You can do the same with vegetables too as roasted sweet potatoes and carrots are surprisingly sweet, compared to their raw versions. Sautéed onions and roasted red peppers can add sweetness to many savoury dishes.

Spice it up

You detect 80% of flavour through your nose so trick your brain by cutting a quarter of the sugar in non-baking recipes and replacing it with sweet-smelling spices like cinnamon, nutmeg, and vanilla.

Spices are good for your body, too as they’re packed with nutrients like calcium, fibre, iron, magnesium, and vitamins like C, K, and A.

Apple sauce

Bake with unsweetened apple sauce in place of sugar in your muffins, banana bread, and cakes. It adds texture and taste, and no added sugar.

Try a 1-to-1 swap to start, and experiment until you hit the right balance. Since apple sauce is watery, cut down on liquids in your recipe to compensate.

Healthier topping

Frosting on cakes is something I struggled to give up, but try this chocolate-avocado mix on your next cake. It has less sugar then usual chocolate toppings and has nutrients like fibre, healthy fats, and protein, but make it an occasional not a regular treat!
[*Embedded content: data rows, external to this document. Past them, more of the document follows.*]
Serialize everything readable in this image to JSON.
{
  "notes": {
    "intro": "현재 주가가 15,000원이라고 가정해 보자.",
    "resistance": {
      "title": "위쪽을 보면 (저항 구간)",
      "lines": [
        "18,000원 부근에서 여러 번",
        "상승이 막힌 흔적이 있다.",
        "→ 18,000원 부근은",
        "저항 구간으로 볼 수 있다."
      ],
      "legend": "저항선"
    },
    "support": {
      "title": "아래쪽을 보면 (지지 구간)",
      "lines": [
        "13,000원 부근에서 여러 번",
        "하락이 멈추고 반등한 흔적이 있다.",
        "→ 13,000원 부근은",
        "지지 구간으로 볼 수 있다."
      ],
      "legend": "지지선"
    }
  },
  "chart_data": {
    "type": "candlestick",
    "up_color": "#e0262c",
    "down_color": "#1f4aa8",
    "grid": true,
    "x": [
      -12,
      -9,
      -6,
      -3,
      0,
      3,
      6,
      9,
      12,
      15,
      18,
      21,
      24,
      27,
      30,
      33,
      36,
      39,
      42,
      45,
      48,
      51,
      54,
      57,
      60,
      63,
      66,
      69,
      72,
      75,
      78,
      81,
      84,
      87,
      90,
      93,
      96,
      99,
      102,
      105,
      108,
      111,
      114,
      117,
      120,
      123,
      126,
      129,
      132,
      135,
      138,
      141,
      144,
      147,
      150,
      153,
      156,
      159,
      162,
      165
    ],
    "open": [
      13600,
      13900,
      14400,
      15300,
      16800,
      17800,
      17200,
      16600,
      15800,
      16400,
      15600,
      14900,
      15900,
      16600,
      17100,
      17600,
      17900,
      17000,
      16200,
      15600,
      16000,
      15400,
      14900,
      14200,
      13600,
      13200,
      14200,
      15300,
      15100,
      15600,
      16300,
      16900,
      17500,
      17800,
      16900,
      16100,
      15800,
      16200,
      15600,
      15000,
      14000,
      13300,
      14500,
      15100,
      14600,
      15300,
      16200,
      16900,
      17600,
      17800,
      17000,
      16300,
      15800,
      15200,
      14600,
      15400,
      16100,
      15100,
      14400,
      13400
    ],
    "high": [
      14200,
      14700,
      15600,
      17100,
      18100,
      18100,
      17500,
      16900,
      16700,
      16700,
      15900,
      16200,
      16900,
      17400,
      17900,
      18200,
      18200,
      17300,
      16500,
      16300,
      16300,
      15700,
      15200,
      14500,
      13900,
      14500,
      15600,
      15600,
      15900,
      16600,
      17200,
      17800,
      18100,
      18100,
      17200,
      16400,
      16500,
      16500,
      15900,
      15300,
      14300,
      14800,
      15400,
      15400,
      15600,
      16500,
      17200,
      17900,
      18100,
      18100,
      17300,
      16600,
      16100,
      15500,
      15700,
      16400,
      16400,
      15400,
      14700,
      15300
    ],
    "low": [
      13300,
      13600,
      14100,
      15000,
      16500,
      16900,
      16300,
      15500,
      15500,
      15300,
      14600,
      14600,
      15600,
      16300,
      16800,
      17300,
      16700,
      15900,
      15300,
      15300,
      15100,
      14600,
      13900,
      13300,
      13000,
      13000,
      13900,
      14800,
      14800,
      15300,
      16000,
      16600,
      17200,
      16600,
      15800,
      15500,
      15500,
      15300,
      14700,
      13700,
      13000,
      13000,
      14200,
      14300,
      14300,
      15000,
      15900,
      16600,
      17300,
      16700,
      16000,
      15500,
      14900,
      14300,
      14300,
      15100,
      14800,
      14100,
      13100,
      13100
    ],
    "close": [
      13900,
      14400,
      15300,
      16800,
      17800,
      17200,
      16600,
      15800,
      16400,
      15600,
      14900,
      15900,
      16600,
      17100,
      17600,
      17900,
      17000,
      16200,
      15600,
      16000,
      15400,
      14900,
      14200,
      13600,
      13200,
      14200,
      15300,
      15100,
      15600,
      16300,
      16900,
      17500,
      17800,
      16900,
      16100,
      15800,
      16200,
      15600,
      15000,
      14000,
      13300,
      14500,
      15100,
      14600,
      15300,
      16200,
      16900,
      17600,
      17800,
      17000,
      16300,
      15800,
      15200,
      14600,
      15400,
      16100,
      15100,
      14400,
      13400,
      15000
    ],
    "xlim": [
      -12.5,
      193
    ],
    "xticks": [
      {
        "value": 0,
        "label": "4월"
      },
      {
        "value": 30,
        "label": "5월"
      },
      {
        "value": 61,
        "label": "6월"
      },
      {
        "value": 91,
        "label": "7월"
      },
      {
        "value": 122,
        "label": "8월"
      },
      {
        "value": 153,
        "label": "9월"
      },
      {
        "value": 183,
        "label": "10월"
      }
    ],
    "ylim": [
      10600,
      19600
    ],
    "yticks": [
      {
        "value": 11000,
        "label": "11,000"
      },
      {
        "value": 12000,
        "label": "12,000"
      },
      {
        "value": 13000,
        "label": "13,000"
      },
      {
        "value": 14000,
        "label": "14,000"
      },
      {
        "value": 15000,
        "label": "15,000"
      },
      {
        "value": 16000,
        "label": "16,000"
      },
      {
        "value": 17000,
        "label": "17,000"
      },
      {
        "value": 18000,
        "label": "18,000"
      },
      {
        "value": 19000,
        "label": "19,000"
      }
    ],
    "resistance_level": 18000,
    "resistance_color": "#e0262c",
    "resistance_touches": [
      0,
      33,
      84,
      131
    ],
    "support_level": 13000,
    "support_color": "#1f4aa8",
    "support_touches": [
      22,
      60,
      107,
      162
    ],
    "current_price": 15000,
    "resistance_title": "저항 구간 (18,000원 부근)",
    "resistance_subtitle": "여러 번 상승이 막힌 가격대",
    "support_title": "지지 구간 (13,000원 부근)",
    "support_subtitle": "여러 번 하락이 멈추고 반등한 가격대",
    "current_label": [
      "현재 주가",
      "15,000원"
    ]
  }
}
Mix 2 ripe avocados in a blender or food processor.
Add ½ cup cocoa powder, ¼ cup maple syrup, and ¼ tsp vanilla extract.
Salt to taste.

Dark chocolate

A major weakness for me, so instead of denying yourself choose dark/plain chocolate. It usually has less sugar and fat than milk or white chocolate.

Studies have shown that dark chocolate can keep your heart healthy, too. The higher the cocoa content, the better so look for 70% cocoa or higher. Nibble 1-2 ounces a few times a week for a smarter way to satisfy your sweet tooth.

Condiments

This is where much of our ‘unseen’ sugar lurks in barbecue sauce, ketchup, and salad dressings. These are often loaded with surprising amounts of sugar so why not make your own seasonings and condiments?

Whip up an easy vinaigrette with olive oil, red wine vinegar, Italian spices, and garlic and spice up low-no-sugar-added pasta sauce with a dash of chilli.

Helpful information: 

At menopause weight gain can be an issue, no matter how healthily you try to eat, but certainly reducing your sugar intake can help.

Hormone balance is also essential for weight loss so check your progesterone and oestrogen levels are in balance and choose a healthy diet that will help you minimise your sugar risk.